Corse : le FLNC menace les non-Corses et rejette le projet d’autonomie
Des membres du Front de libération nationale corse-Union des Combattants (FLNC-UC) ont menacé les « étrangers » – principalement des Français de métropole – qui s’installent en Corse, lors d’une conférence de presse clandestine, tout en rejetant le projet d’autonomie actuellement en discussion pour l’île.
Lors de cette rencontre, révélée mercredi soir par le quotidien Corse-Matin, seul média y ayant participé, une quinzaine d’individus cagoulés et armés se sont exprimés dans un lieu tenu secret.

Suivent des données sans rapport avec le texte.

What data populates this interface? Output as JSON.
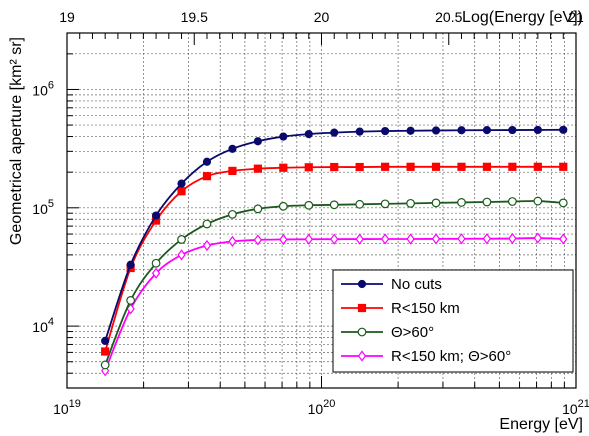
{
  "chart_data": {
    "type": "line",
    "title": "",
    "xlabel": "Energy [eV]",
    "ylabel": "Geometrical aperture [km² sr]",
    "top_axis_label": "Log(Energy [eV])",
    "x_scale": "log",
    "y_scale": "log",
    "xlim": [
      1e+19,
      1e+21
    ],
    "ylim": [
      3000,
      3000000
    ],
    "grid": true,
    "legend_position": "bottom-right",
    "top_axis_ticks": [
      "19",
      "19.5",
      "20",
      "20.5",
      "21"
    ],
    "x_tick_labels": [
      {
        "base": "10",
        "exp": "19"
      },
      {
        "base": "10",
        "exp": "20"
      },
      {
        "base": "10",
        "exp": "21"
      }
    ],
    "y_tick_labels": [
      {
        "base": "10",
        "exp": "4"
      },
      {
        "base": "10",
        "exp": "5"
      },
      {
        "base": "10",
        "exp": "6"
      }
    ],
    "x": [
      19.15,
      19.25,
      19.35,
      19.45,
      19.55,
      19.65,
      19.75,
      19.85,
      19.95,
      20.05,
      20.15,
      20.25,
      20.35,
      20.45,
      20.55,
      20.65,
      20.75,
      20.85,
      20.95
    ],
    "series": [
      {
        "name": "No cuts",
        "color": "#0a0a6e",
        "marker": "filled-circle",
        "values": [
          7500,
          33000,
          86000,
          160000,
          245000,
          315000,
          365000,
          400000,
          420000,
          432000,
          440000,
          445000,
          448000,
          450000,
          452000,
          453000,
          454000,
          455000,
          456000
        ]
      },
      {
        "name": "R<150 km",
        "color": "#ff0000",
        "marker": "filled-square",
        "values": [
          6100,
          31000,
          78000,
          138000,
          185000,
          205000,
          214000,
          218000,
          220000,
          221000,
          221000,
          222000,
          222000,
          222000,
          222000,
          222000,
          222000,
          222000,
          222000
        ]
      },
      {
        "name": "Θ>60°",
        "color": "#1a5a1a",
        "marker": "open-circle",
        "values": [
          4700,
          16500,
          34000,
          54000,
          73000,
          88000,
          98000,
          103000,
          105000,
          106000,
          107000,
          108000,
          109000,
          110000,
          111000,
          112000,
          113000,
          114000,
          110000
        ]
      },
      {
        "name": "R<150 km; Θ>60°",
        "color": "#ff00ff",
        "marker": "open-diamond",
        "values": [
          4200,
          14000,
          28000,
          40000,
          48000,
          52000,
          53500,
          54000,
          54200,
          54300,
          54400,
          54500,
          54500,
          54600,
          54700,
          54800,
          55000,
          55500,
          54500
        ]
      }
    ]
  }
}
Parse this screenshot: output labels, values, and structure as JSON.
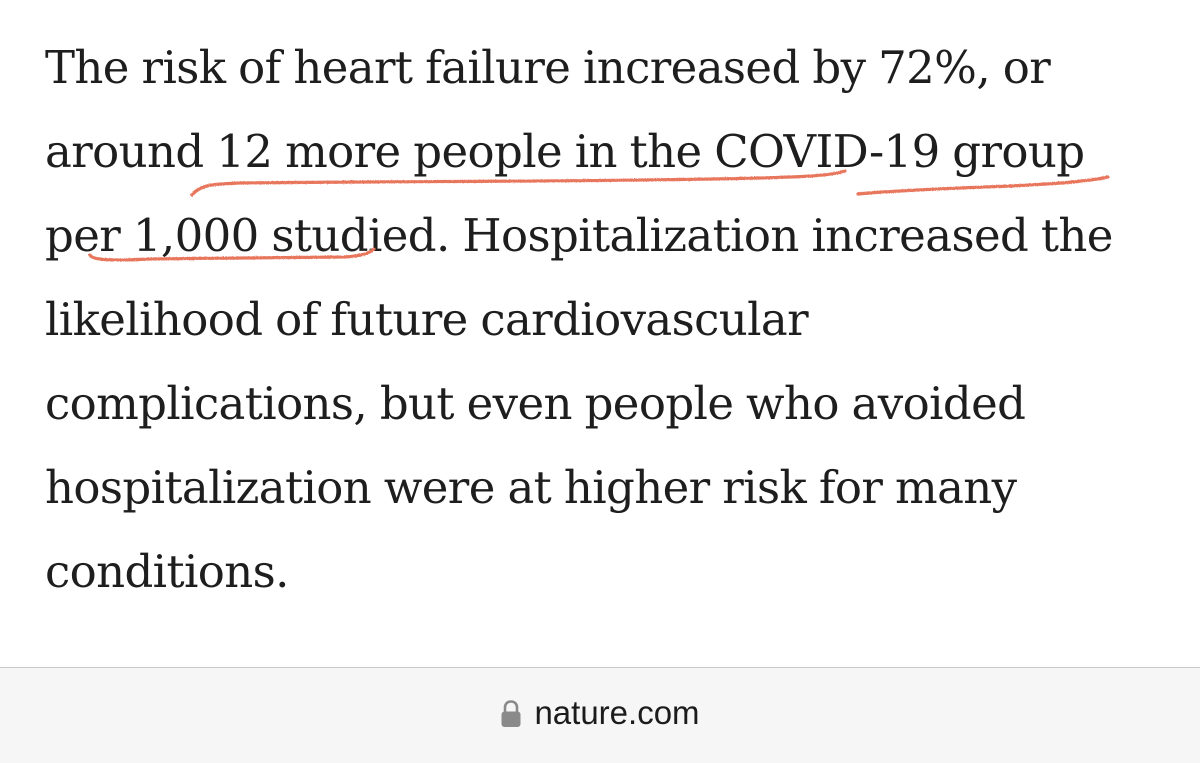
{
  "article": {
    "lines": [
      "The risk of heart failure increased by 72%, or",
      "around 12 more people in the COVID-19 group",
      "per 1,000 studied. Hospitalization increased the",
      "likelihood of future cardiovascular",
      "complications, but even people who avoided",
      "hospitalization were at higher risk for many",
      "conditions."
    ]
  },
  "annotation": {
    "underline_color": "#e8765c",
    "underlined_phrase": "12 more people in the COVID-19 group per 1,000 studied"
  },
  "address_bar": {
    "lock_icon": "lock-icon",
    "url": "nature.com"
  }
}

Ils ont qualifié de « mascarade » le processus visant à conférer une autonomie à la Corse au sein de la République, approuvé le 23 juin par l’Assemblée nationale.
Le projet de loi constitutionnelle, qui doit être examiné au Sénat à partir du 21 octobre, « aboutit à la négation de l’existence de notre peuple et au reniement des principales revendications de ces dernières décennies », ont-ils estimé, annonçant être « déjà dans l’après-Beauvau ».
Ils ont appelé le « mouvement national, celui de la résistance », à trouver « les voies et les moyens de créer un nouveau rapport de force politique », sans préciser les modalités.
Plus menaçant, le groupe a dénoncé « la colonisation de peuplement galopante » liée, selon lui, à « l’arrivée massive de près de 5 000 étrangers, dont une grande majorité de Français » chaque année, que ce soit pour y travailler ou en raison de l’augmentation « démentielle » des résidences secondaires.
« En attendant que nos droits nationaux soient reconnus et respectés, nous n’avons qu’un message à leur adresser : restez chez vous », ont-ils déclaré. « Et dans le cas contraire, ne vous considérez pas en sécurité sur notre territoire national. »
Le FLNC-UC, qui revendique « l’indépendance nationale », a néanmoins affirmé qu’il « continuera à jouer pleinement son rôle en soutenant par nos efforts de paix, pour l’heure unilatéraux, toutes les initiatives qui concourront réellement à une solution politique à laquelle notre peuple aspire depuis des décennies ».
Apparu en 1976, le FLNC a mené de nombreuses actions armées avant de se scinder en plusieurs groupes. La dernière « nuit bleue » revendiquée par le mouvement remonte à octobre 2023, avec 45 explosions visant principalement des résidences secondaires, sans faire de blessés.